SEOUL, South Korea - An aid group says North Korea has publicly executed 15 people who attempted to flee the country or helped others escape.
The executions are a warning aimed at stemming the growing flow of refugees to China.
The Good Friends private aid organization says in its regular newsletter that the two men and 13 women were executed Feb. 20 by firing squad on a bridge in Onseong, a northeastern town on the border with China and Russia.
The aid agency says they were accused of crossing the Tumen River into neighbouring China or helping others to cross.
A growing number of North Koreans cross into China in search of food and to avoid political oppression.

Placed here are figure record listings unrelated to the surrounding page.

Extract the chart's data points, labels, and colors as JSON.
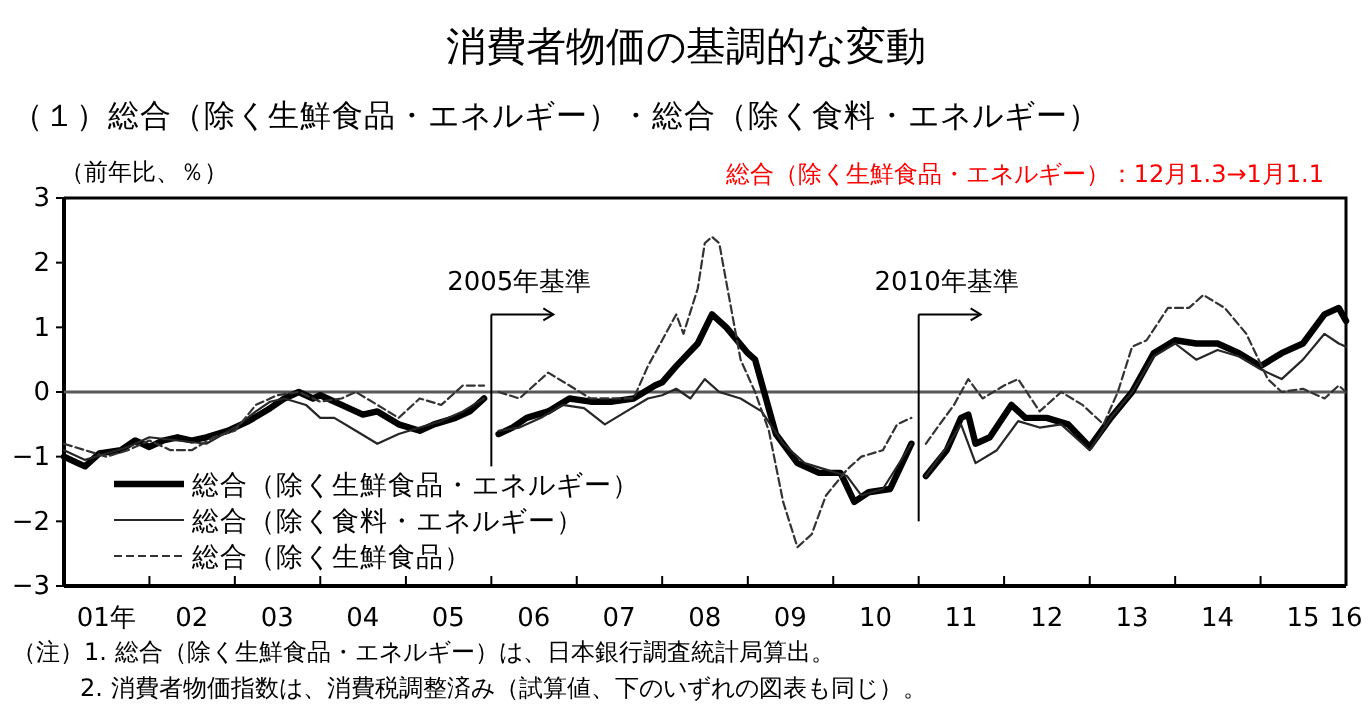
{
  "chart_data": {
    "type": "line",
    "title": "消費者物価の基調的な変動",
    "subtitle": "（１）総合（除く生鮮食品・エネルギー）・総合（除く食料・エネルギー）",
    "ylabel": "（前年比、％）",
    "annotations": [
      "総合（除く生鮮食品・エネルギー）：12月1.3→1月1.1",
      "（注）1.  総合（除く生鮮食品・エネルギー）は、日本銀行調査統計局算出。",
      "2.  消費者物価指数は、消費税調整済み（試算値、下のいずれの図表も同じ）。"
    ],
    "xlim": [
      "2001-01",
      "2016-01"
    ],
    "xticks": [
      {
        "value": "2001-07",
        "label": "01年"
      },
      {
        "value": "2002-07",
        "label": "02"
      },
      {
        "value": "2003-07",
        "label": "03"
      },
      {
        "value": "2004-07",
        "label": "04"
      },
      {
        "value": "2005-07",
        "label": "05"
      },
      {
        "value": "2006-07",
        "label": "06"
      },
      {
        "value": "2007-07",
        "label": "07"
      },
      {
        "value": "2008-07",
        "label": "08"
      },
      {
        "value": "2009-07",
        "label": "09"
      },
      {
        "value": "2010-07",
        "label": "10"
      },
      {
        "value": "2011-07",
        "label": "11"
      },
      {
        "value": "2012-07",
        "label": "12"
      },
      {
        "value": "2013-07",
        "label": "13"
      },
      {
        "value": "2014-07",
        "label": "14"
      },
      {
        "value": "2015-07",
        "label": "15"
      },
      {
        "value": "2016-01",
        "label": "16"
      },
      {
        "value": "2002-01",
        "label": null
      },
      {
        "value": "2003-01",
        "label": null
      },
      {
        "value": "2004-01",
        "label": null
      },
      {
        "value": "2005-01",
        "label": null
      },
      {
        "value": "2006-01",
        "label": null
      },
      {
        "value": "2007-01",
        "label": null
      },
      {
        "value": "2008-01",
        "label": null
      },
      {
        "value": "2009-01",
        "label": null
      },
      {
        "value": "2010-01",
        "label": null
      },
      {
        "value": "2011-01",
        "label": null
      },
      {
        "value": "2012-01",
        "label": null
      },
      {
        "value": "2013-01",
        "label": null
      },
      {
        "value": "2014-01",
        "label": null
      },
      {
        "value": "2015-01",
        "label": null
      }
    ],
    "ylim": [
      -3,
      3
    ],
    "yticks": [
      -3,
      -2,
      -1,
      0,
      1,
      2,
      3
    ],
    "grid": false,
    "legend": "bottom left",
    "ref_lines": [
      {
        "axis": "y",
        "value": 0,
        "color": "#595959"
      },
      {
        "axis": "x",
        "value": "2006-01",
        "label": "2005年基準",
        "color": "#000000"
      },
      {
        "axis": "x",
        "value": "2011-01",
        "label": "2010年基準",
        "color": "#000000"
      }
    ],
    "series": [
      {
        "name": "総合（除く生鮮食品・エネルギー）",
        "color": "#000000",
        "line_style": "solid",
        "x": [
          "2001-01",
          "2001-03",
          "2001-04",
          "2001-06",
          "2001-09",
          "2001-11",
          "2002-01",
          "2002-03",
          "2002-05",
          "2002-07",
          "2002-09",
          "2002-12",
          "2003-03",
          "2003-06",
          "2003-08",
          "2003-10",
          "2003-12",
          "2004-01",
          "2004-04",
          "2004-07",
          "2004-09",
          "2004-12",
          "2005-03",
          "2005-05",
          "2005-08",
          "2005-10",
          "2005-12",
          "2006-01",
          "2006-02",
          "2006-04",
          "2006-06",
          "2006-09",
          "2006-12",
          "2007-03",
          "2007-06",
          "2007-09",
          "2007-12",
          "2008-01",
          "2008-03",
          "2008-06",
          "2008-08",
          "2008-10",
          "2009-01",
          "2009-02",
          "2009-05",
          "2009-08",
          "2009-11",
          "2010-02",
          "2010-04",
          "2010-06",
          "2010-09",
          "2010-12",
          "2011-01",
          "2011-02",
          "2011-05",
          "2011-07",
          "2011-08",
          "2011-09",
          "2011-11",
          "2012-02",
          "2012-04",
          "2012-07",
          "2012-10",
          "2013-01",
          "2013-04",
          "2013-07",
          "2013-10",
          "2014-01",
          "2014-04",
          "2014-07",
          "2014-10",
          "2015-01",
          "2015-04",
          "2015-07",
          "2015-10",
          "2015-12",
          "2016-01"
        ],
        "values": [
          -1.0,
          -1.1,
          -1.15,
          -0.95,
          -0.9,
          -0.75,
          -0.85,
          -0.75,
          -0.7,
          -0.75,
          -0.7,
          -0.6,
          -0.45,
          -0.25,
          -0.1,
          0.0,
          -0.1,
          -0.05,
          -0.2,
          -0.35,
          -0.3,
          -0.5,
          -0.6,
          -0.5,
          -0.4,
          -0.3,
          -0.1,
          null,
          -0.65,
          -0.55,
          -0.4,
          -0.3,
          -0.1,
          -0.15,
          -0.15,
          -0.1,
          0.1,
          0.15,
          0.4,
          0.75,
          1.2,
          1.0,
          0.6,
          0.5,
          -0.65,
          -1.1,
          -1.25,
          -1.25,
          -1.7,
          -1.55,
          -1.5,
          -0.8,
          null,
          -1.3,
          -0.9,
          -0.4,
          -0.35,
          -0.8,
          -0.7,
          -0.2,
          -0.4,
          -0.4,
          -0.5,
          -0.85,
          -0.4,
          0.0,
          0.6,
          0.8,
          0.75,
          0.75,
          0.6,
          0.4,
          0.6,
          0.75,
          1.2,
          1.3,
          1.1
        ]
      },
      {
        "name": "総合（除く食料・エネルギー）",
        "color": "#262626",
        "line_style": "solid",
        "x": [
          "2001-01",
          "2001-04",
          "2001-07",
          "2001-10",
          "2002-01",
          "2002-05",
          "2002-09",
          "2003-01",
          "2003-04",
          "2003-06",
          "2003-08",
          "2003-11",
          "2004-01",
          "2004-03",
          "2004-06",
          "2004-09",
          "2004-12",
          "2005-03",
          "2005-06",
          "2005-09",
          "2005-12",
          "2006-01",
          "2006-02",
          "2006-05",
          "2006-08",
          "2006-11",
          "2007-02",
          "2007-05",
          "2007-08",
          "2007-11",
          "2008-01",
          "2008-03",
          "2008-05",
          "2008-07",
          "2008-09",
          "2008-12",
          "2009-03",
          "2009-06",
          "2009-09",
          "2009-12",
          "2010-03",
          "2010-05",
          "2010-08",
          "2010-12",
          "2011-01",
          "2011-02",
          "2011-05",
          "2011-07",
          "2011-09",
          "2011-12",
          "2012-03",
          "2012-06",
          "2012-09",
          "2013-01",
          "2013-04",
          "2013-07",
          "2013-10",
          "2014-01",
          "2014-04",
          "2014-07",
          "2014-10",
          "2015-01",
          "2015-04",
          "2015-07",
          "2015-10",
          "2015-12",
          "2016-01"
        ],
        "values": [
          -0.9,
          -1.05,
          -0.95,
          -0.85,
          -0.7,
          -0.75,
          -0.8,
          -0.55,
          -0.3,
          -0.15,
          -0.1,
          -0.2,
          -0.4,
          -0.4,
          -0.6,
          -0.8,
          -0.65,
          -0.55,
          -0.45,
          -0.3,
          -0.1,
          null,
          -0.6,
          -0.55,
          -0.4,
          -0.2,
          -0.25,
          -0.5,
          -0.3,
          -0.1,
          -0.05,
          0.05,
          -0.1,
          0.2,
          0.0,
          -0.1,
          -0.3,
          -0.8,
          -1.1,
          -1.2,
          -1.3,
          -1.6,
          -1.5,
          -0.8,
          null,
          -1.3,
          -0.85,
          -0.5,
          -1.1,
          -0.9,
          -0.45,
          -0.55,
          -0.5,
          -0.9,
          -0.4,
          0.0,
          0.55,
          0.75,
          0.5,
          0.65,
          0.55,
          0.35,
          0.2,
          0.5,
          0.9,
          0.75,
          0.7
        ]
      },
      {
        "name": "総合（除く生鮮食品）",
        "color": "#333333",
        "line_style": "dashed",
        "x": [
          "2001-01",
          "2001-04",
          "2001-07",
          "2001-10",
          "2002-01",
          "2002-04",
          "2002-07",
          "2002-10",
          "2003-01",
          "2003-04",
          "2003-07",
          "2003-10",
          "2004-01",
          "2004-04",
          "2004-06",
          "2004-09",
          "2004-12",
          "2005-03",
          "2005-06",
          "2005-09",
          "2005-12",
          "2006-01",
          "2006-02",
          "2006-05",
          "2006-09",
          "2006-12",
          "2007-03",
          "2007-06",
          "2007-09",
          "2007-11",
          "2008-01",
          "2008-03",
          "2008-04",
          "2008-06",
          "2008-07",
          "2008-08",
          "2008-09",
          "2008-10",
          "2008-12",
          "2009-02",
          "2009-04",
          "2009-06",
          "2009-08",
          "2009-10",
          "2009-12",
          "2010-03",
          "2010-05",
          "2010-08",
          "2010-10",
          "2010-12",
          "2011-01",
          "2011-02",
          "2011-04",
          "2011-06",
          "2011-08",
          "2011-10",
          "2012-01",
          "2012-03",
          "2012-06",
          "2012-09",
          "2012-12",
          "2013-03",
          "2013-05",
          "2013-07",
          "2013-09",
          "2013-12",
          "2014-03",
          "2014-05",
          "2014-08",
          "2014-11",
          "2015-02",
          "2015-04",
          "2015-07",
          "2015-10",
          "2015-12",
          "2016-01"
        ],
        "values": [
          -0.8,
          -0.9,
          -1.0,
          -0.9,
          -0.75,
          -0.9,
          -0.9,
          -0.7,
          -0.6,
          -0.2,
          -0.05,
          0.0,
          -0.15,
          -0.1,
          0.0,
          -0.2,
          -0.4,
          -0.1,
          -0.2,
          0.1,
          0.1,
          null,
          0.0,
          -0.1,
          0.3,
          0.1,
          -0.1,
          -0.1,
          -0.1,
          0.4,
          0.8,
          1.2,
          0.9,
          1.6,
          2.3,
          2.4,
          2.3,
          1.7,
          0.5,
          0.0,
          -0.6,
          -1.7,
          -2.4,
          -2.2,
          -1.6,
          -1.2,
          -1.0,
          -0.9,
          -0.5,
          -0.4,
          null,
          -0.8,
          -0.5,
          -0.2,
          0.2,
          -0.1,
          0.1,
          0.2,
          -0.3,
          0.0,
          -0.2,
          -0.5,
          0.0,
          0.7,
          0.8,
          1.3,
          1.3,
          1.5,
          1.3,
          0.9,
          0.2,
          0.0,
          0.05,
          -0.1,
          0.1,
          0.0
        ]
      }
    ]
  }
}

Activists claim tens of thousands of North Koreans live in hiding in China, where they face forced repatriation to their impoverished homeland if caught.

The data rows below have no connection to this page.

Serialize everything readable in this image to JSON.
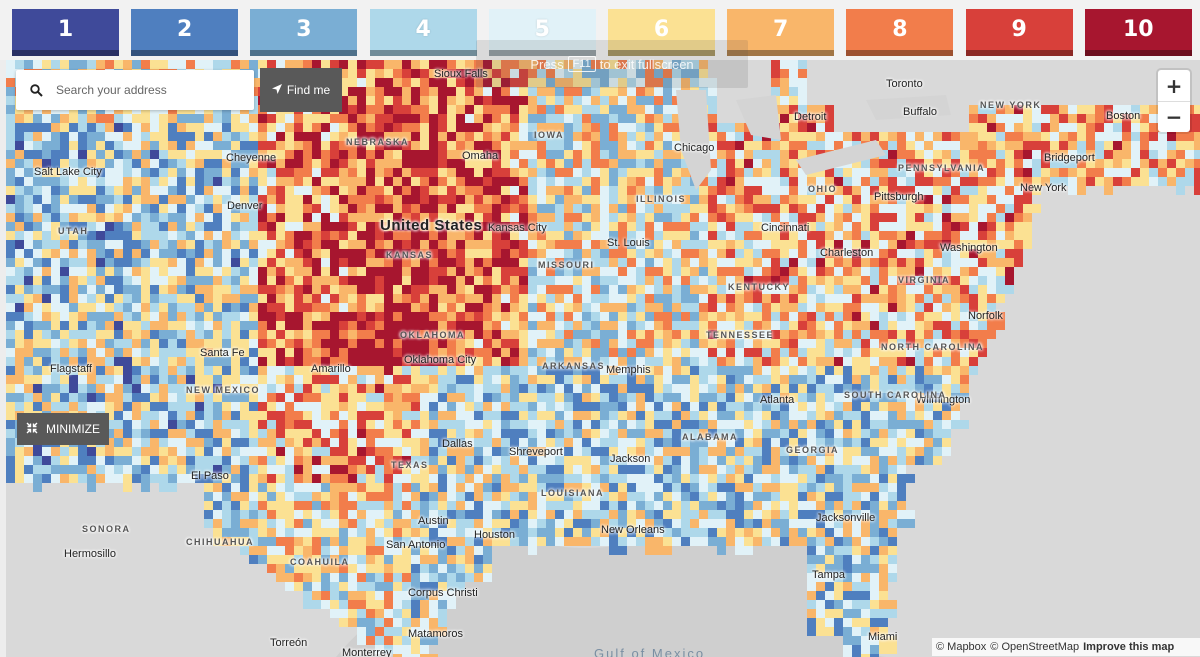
{
  "legend": {
    "items": [
      {
        "label": "1",
        "color": "#3f4a9a"
      },
      {
        "label": "2",
        "color": "#4f7fbf"
      },
      {
        "label": "3",
        "color": "#7aaed4"
      },
      {
        "label": "4",
        "color": "#aed8ea"
      },
      {
        "label": "5",
        "color": "#e1f2f8"
      },
      {
        "label": "6",
        "color": "#fbe193"
      },
      {
        "label": "7",
        "color": "#f9b66a"
      },
      {
        "label": "8",
        "color": "#f27d4b"
      },
      {
        "label": "9",
        "color": "#d8403a"
      },
      {
        "label": "10",
        "color": "#a7162f"
      }
    ]
  },
  "search": {
    "placeholder": "Search your address",
    "icon": "search-icon"
  },
  "find_me": {
    "label": "Find me",
    "icon": "location-arrow-icon"
  },
  "fullscreen_notice": {
    "prefix": "Press",
    "key": "F11",
    "suffix": "to exit fullscreen"
  },
  "zoom": {
    "in_label": "+",
    "out_label": "−"
  },
  "minimize": {
    "label": "MINIMIZE",
    "icon": "collapse-icon"
  },
  "attribution": {
    "mapbox": "© Mapbox",
    "osm": "© OpenStreetMap",
    "improve": "Improve this map"
  },
  "map_labels": {
    "country": "United States",
    "cities": [
      "Sioux Falls",
      "Toronto",
      "Detroit",
      "Buffalo",
      "Boston",
      "Salt Lake City",
      "Cheyenne",
      "Omaha",
      "Chicago",
      "New York",
      "Bridgeport",
      "Pittsburgh",
      "Denver",
      "Kansas City",
      "St. Louis",
      "Cincinnati",
      "Washington",
      "Charleston",
      "Norfolk",
      "Santa Fe",
      "Oklahoma City",
      "Amarillo",
      "Memphis",
      "Flagstaff",
      "Atlanta",
      "Wilmington",
      "Dallas",
      "Shreveport",
      "El Paso",
      "Jackson",
      "Austin",
      "Houston",
      "New Orleans",
      "Jacksonville",
      "San Antonio",
      "Hermosillo",
      "Tampa",
      "Corpus Christi",
      "Matamoros",
      "Miami",
      "Torreón",
      "Monterrey"
    ],
    "regions": [
      "NEBRASKA",
      "IOWA",
      "ILLINOIS",
      "OHIO",
      "PENNSYLVANIA",
      "UTAH",
      "KANSAS",
      "MISSOURI",
      "KENTUCKY",
      "VIRGINIA",
      "OKLAHOMA",
      "ARKANSAS",
      "TENNESSEE",
      "NORTH CAROLINA",
      "SOUTH CAROLINA",
      "NEW MEXICO",
      "TEXAS",
      "ALABAMA",
      "GEORGIA",
      "LOUISIANA",
      "SONORA",
      "CHIHUAHUA",
      "COAHUILA",
      "NEW YORK"
    ],
    "sea": "Gulf of Mexico"
  }
}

Others try to make it to South Korea. Since the 1950-53 Korean War, 12,250 North Koreans have fled to the South, according to South Korea's Unification Ministry.
The North carried out the recent executions as a warning against illegal border crossings to China, Good Friends said, citing an unnamed North Korean official.
The execution "has further stirred the public (unrest) ... and made people upset at a time when all people were worried as there were nothing to eat,'' the group quoted an unnamed woman in the town as saying.
The aid agency declined to say how it obtained the information, citing its sensitivity. Some of the group's previous reports regarding the North have later been confirmed.